Il ciclone Harry ha colpito le coste di Sicilia, Calabria e Sardegna, generando onde fino a 16 metri, mareggiate eccezionali, piogge intense e venti estremi, provocando danni stimati che superano i 500 milioni di euro solo in Sicilia. Gli eventi naturali eccezionali stanno diventando sempre più frequenti e intensi, con un rischio di contaminazione ambientale estremamente elevato soprattutto nelle aree industriali. Solo l’1% delle aziende dispone di una polizza assicurativa ambientale dedicata e la polizza obbligatoria entrata in vigore nel 2025, contro le calamità naturali, non copre i danni conseguenti a inquinamento.

21.01.26

AGI.IT

Siamo nell'”era della bancarotta globale dell’acqua”

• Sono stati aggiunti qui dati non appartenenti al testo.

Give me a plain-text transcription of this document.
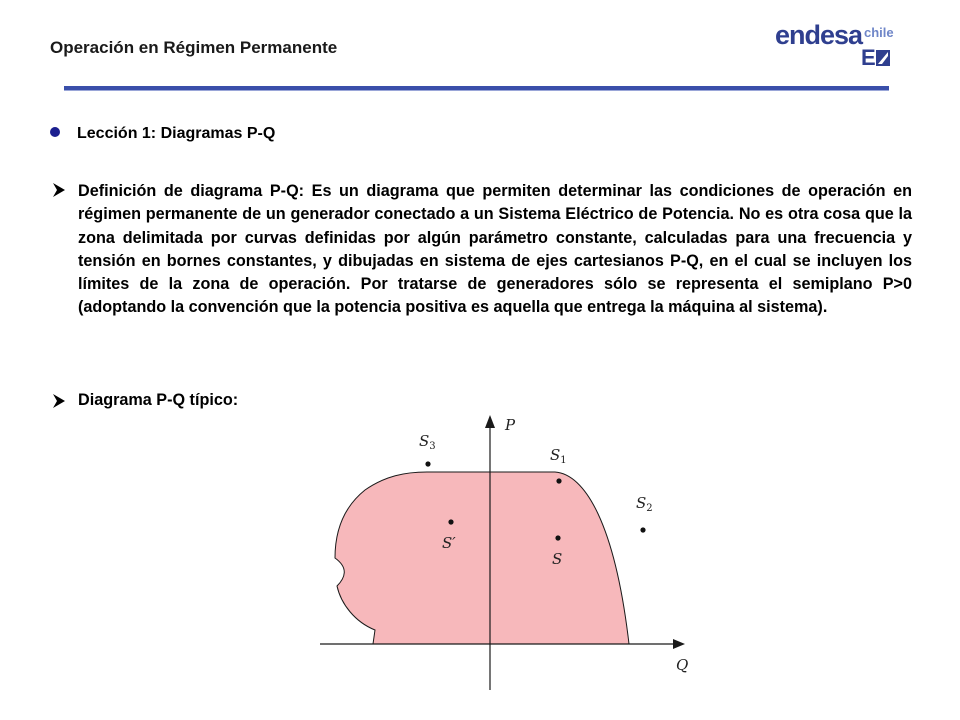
Operación en Régimen Permanente	endesa chile
E
Lección 1: Diagramas P-Q
Definición de diagrama P-Q: Es un diagrama que permiten determinar las condiciones de operación en régimen permanente de un generador conectado a un Sistema Eléctrico de Potencia. No es otra cosa que la zona delimitada por curvas definidas por algún parámetro constante, calculadas para una frecuencia y tensión en bornes constantes, y dibujadas en sistema de ejes cartesianos P-Q, en el cual se incluyen los límites de la zona de operación. Por tratarse de generadores sólo se representa el semiplano P>0 (adoptando la convención que la potencia positiva es aquella que entrega la máquina al sistema).
Diagrama P-Q típico:
P
Q
$S_3$	$S_1$
$S_2$
S′
S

Il rapporto dell’ONU dichiara l’inizio dell’“era della bancarotta idrica globale”, causata dall’eccessivo sfruttamento delle risorse, dall’inquinamento e dal cambiamento climatico. Molti sistemi idrici hanno superato soglie irreversibili, esaurendo falde, laghi e ghiacciai e mettendo a rischio ecosistemi, agricoltura e stabilità globale.

18.12.25

OLTRELALINEA.NEWS

L’Artico registra l’anno piu’ caldo dal 1900 mentre la crisi climatica continua

L’articolo conferma con dati scientifici inequivocabili come la riduzione delle emissioni di gas serra sia una priorità non più rinviabile per contenere gli effetti della crisi climatica, già drammaticamente evidenti nell’Artico.
Per le imprese, agire oggi significa ridurre i rischi ambientali, economici e legali di domani.
In questo contesto, Pool Ambiente affianca le aziende non solo con soluzioni assicurative dedicate, ma anche con strumenti concreti di prevenzione.
Le imprese assicurate con il Pool possono infatti accedere gratuitamente alla piattaforma Climate Aware, per analizzare la propria esposizione climatica e supportare decisioni più consapevoli e responsabili.

07.05.25

Internazionale

Chi paga il conto

Negli ultimi anni sono sempre di più le cause promosse contro le industrie in relazione alle emissioni. Una difficoltà in questi processi è poter quantificare il contributo e la responsabilità di ogni singola azienda nei cambiamenti climatici. Su questo argomento, due ricercatori statunitensi hanno sviluppato uno strumento di calcolo per quantificare le perdite economiche che derivano dalle emissioni di CO2.

19.03.25

IL CONTOTERZISTA

RISCHI CATASTROFALI ECCO IL REGOLAMENTO

Da qualche giorno sono operative le disposizioni sull’assicurazione per i danni da eventi catastrofali. Questo tipo di copertura non comprende danni derivanti da sostanze pericolose, inquinamento e contaminazione. Nel caso in cui, un evento catastrofale dovesse causare anche un evento di inquinamento o di contaminazione a seguito di sversamenti o dispersione di sostanze pericolose, i costi di bonifica rimangono in carico all’azienda. E’ necessario quindi dotarsi di una copertura assicurativa dedicata sui danni ambientali per ripararsi da questo specifico rischio.

17.03.25

AFFARI&FINANZA (LA REPUBBLICA)

Perdite record per le catastrofi ambientali. Le imprese sono scoperte

Il prossimo 31 Marzo entrerà in vigore la Legge 213 sull’assicurazione contro i danni calamitosi. Negli ultimi anni si è infatti assistito all’aumento degli eventi naturali estremi, sia in termini di frequenza che di magnitudo, che ha comportato, consecutivamente negli ultimi 9 anni, danni superiori a 300 miliardi di dollari l’anno di cui meno della metà coperti da polizza assicurativa.